The Honble. Brigadier Genl. Benbury.
Just when I had a little time to spare to send off an express to acquaint his Excellency, the Governor of the State of North Carolina, of our retreat, I had the pleasure of receiving your kind Letter. The 26th Inst. in the evening I arrived at the great Bridge, but to my great astonishment found every thing in the greatest confusion; The men, believing the Enemy were gone off, became careless & a number of Officers & men retired to their Homes. I have done as much as laid in my power to keep the men together that were there. The 27th Inst. towards the evening I got certain intelligence that the Enemy had relanded again, & by all reports more than before; they landed likewise about 30 flete Horse. Genl. Nelson had sent from Portsmonth two ships' cannon which were posted at the Bridge, but considering in case of a retreat the Cannon might be lost, & the place, by the number of Men I had & in the greatest want of amunition and Arms & natural inattention, by no means defensible, I sent one piece by an ox cart to this Bridge & should have sent the Other if I could have procured a Cart; I was about to mount that piece on a Carriage, & had impressed Horses for such, when, this morning at Day break they attacked us at the Bridge & soon drove off the small number of men I had to defend the place.
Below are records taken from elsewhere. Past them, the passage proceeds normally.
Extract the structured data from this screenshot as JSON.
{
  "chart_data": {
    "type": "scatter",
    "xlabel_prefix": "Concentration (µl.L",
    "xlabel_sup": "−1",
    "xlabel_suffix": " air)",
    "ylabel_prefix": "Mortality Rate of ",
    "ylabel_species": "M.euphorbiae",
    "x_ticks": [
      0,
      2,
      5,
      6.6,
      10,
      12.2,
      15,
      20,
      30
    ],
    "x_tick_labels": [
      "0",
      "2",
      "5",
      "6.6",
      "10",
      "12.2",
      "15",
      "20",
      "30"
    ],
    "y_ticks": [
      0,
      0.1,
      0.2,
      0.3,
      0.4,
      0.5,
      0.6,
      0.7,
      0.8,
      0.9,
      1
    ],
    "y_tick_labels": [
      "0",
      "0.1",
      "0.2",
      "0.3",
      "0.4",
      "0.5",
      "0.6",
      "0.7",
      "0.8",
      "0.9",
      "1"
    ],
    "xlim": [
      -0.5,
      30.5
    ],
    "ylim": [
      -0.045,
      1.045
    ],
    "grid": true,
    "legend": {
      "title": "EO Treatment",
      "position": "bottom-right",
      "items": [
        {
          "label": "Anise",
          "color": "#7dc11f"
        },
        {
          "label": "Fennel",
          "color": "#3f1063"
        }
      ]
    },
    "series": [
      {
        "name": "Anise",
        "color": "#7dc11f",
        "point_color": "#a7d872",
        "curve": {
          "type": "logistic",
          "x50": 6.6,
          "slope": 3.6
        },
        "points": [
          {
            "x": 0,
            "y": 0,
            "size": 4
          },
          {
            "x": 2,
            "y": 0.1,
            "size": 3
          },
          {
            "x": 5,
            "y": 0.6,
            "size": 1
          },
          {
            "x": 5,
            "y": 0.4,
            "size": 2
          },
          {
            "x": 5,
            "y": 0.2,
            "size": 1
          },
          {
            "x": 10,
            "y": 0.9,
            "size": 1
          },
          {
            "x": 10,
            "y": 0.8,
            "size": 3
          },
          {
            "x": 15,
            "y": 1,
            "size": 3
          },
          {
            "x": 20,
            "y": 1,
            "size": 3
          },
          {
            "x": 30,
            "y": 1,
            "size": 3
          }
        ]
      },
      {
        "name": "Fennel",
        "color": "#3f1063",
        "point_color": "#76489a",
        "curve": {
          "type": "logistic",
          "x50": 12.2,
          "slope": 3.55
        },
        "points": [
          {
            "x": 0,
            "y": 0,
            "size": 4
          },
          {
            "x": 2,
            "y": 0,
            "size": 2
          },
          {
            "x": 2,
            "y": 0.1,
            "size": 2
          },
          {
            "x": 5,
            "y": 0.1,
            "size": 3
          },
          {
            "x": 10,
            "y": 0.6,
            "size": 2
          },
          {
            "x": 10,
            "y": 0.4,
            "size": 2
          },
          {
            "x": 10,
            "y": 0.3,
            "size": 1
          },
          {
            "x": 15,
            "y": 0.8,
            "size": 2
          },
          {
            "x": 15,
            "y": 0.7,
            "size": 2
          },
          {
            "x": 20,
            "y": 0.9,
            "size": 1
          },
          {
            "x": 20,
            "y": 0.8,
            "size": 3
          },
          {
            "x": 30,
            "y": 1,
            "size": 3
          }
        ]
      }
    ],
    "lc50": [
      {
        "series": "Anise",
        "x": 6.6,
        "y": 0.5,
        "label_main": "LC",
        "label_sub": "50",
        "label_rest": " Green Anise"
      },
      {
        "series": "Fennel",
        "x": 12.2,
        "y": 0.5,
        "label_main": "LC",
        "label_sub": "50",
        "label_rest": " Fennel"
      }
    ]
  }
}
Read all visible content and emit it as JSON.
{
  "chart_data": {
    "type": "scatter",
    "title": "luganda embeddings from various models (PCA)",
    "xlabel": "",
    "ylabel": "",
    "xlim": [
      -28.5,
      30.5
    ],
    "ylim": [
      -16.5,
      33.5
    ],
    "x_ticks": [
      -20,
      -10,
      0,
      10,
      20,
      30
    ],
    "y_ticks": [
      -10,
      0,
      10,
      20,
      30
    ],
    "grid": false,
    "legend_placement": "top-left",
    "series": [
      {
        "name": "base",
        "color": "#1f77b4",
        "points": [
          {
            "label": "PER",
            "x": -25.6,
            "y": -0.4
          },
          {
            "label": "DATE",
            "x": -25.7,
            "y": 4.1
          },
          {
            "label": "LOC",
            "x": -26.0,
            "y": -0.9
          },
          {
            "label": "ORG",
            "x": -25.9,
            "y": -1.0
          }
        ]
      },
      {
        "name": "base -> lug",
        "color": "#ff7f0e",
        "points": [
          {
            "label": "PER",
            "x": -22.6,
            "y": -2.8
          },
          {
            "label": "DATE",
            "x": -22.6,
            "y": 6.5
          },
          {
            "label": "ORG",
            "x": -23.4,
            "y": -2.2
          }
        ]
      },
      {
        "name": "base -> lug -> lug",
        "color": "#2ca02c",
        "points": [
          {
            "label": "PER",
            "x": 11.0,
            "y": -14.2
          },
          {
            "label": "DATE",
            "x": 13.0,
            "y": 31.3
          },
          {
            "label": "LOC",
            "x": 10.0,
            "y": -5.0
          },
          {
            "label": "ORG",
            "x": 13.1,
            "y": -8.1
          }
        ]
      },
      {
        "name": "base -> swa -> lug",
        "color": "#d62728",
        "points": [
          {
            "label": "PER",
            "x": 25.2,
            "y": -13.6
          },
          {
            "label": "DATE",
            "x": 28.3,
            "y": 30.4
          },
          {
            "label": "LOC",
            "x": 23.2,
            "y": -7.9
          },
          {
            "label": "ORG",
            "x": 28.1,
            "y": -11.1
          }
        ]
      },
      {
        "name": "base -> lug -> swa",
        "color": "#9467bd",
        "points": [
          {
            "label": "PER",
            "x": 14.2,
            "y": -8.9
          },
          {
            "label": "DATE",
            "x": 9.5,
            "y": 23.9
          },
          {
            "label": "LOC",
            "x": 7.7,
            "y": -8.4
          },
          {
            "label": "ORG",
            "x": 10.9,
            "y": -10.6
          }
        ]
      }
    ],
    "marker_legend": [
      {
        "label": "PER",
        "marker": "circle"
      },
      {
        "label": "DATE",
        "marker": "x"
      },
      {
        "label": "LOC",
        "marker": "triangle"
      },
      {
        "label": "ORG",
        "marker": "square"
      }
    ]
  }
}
Not being able to remove the piece of Cannon I had remaining at the great Bridge, it has fallen into the hands of the Enemy. With one piece I am at this side of the Northwest Bridge, but have not as yet rec'd any assistance from any of those Counties you mentioned in your Letter.
By Intelligence some Ships are gone up Nansemond River & troops are Marched from Portsmouth to Suffolk; if so, they certainly
If a Map of No. Carolina could be had I should be infinitely Obliged to you to send me one by an opportunity or express.